El suelo crujía bajo mis pasos descalzos. Maderas viejas rejuvenecidas con mimo
y adornadas con trajes de gala.
Al fondo, la ventana; ese trozo de luz
sin cable que nos da la vida por la mañana y nos permite vislumbrar estrellas en
el cielo oscuro de la noche clara.
Manzanas que cantan los buenos días,
felinos que juegan al escondite, hortensias coloreadas mojadas de
rocío.
El aire fresco de la alborada nos recarga los pulmones de energías
renovadas; alimentos de la tierra nos llenan la barriga y pensamientos
enardecidos nos conquistan el alma.
A lo lejos, las montañas. Trozos de
líneas a veces picudas, a veces redondeadas.
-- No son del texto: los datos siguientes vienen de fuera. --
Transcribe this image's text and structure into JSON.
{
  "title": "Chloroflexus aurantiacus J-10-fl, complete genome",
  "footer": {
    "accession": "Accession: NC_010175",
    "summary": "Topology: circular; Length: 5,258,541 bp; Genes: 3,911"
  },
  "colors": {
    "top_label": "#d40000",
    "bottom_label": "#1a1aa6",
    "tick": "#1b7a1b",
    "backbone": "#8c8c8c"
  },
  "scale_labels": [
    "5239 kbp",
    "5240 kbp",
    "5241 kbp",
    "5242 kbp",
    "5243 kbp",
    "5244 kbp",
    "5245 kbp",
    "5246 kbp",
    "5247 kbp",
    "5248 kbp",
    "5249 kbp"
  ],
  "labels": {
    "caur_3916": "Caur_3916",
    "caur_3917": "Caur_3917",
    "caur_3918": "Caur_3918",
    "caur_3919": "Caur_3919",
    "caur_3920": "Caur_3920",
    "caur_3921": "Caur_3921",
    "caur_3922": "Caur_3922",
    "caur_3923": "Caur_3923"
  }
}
Moles de piedras amontonadas
rellenas de historias en mil ocasiones contadas.
Te encuentras solo en
un mundo inmenso de espacios abiertos. Te sientes pequeño entre la inmensidad de
espacio sin nada de nada. Te aturdes sin contar el tiempo que queda hasta la
próxima parada.
Y a mi lado, tu mirada franca; tu risa escondida
debajo de la almohada; tu olor picante, extrovertido y seductor; tu música cauta
que refleja melodías encantadas; tus manos cálidas que delatan tus ansias de
tenerme atrapada; tu gesto amable de darme el mundo por el que piso; tus
palabras graves de bajos dorados al sol cálido del otoño; tu entrega generosa
a la causa de disfrutar de aquello que, sin grandes alharacas, nos hace ser
felices sin costarnos nada.
¿Qué hice tan mal para que también esto se me escapara?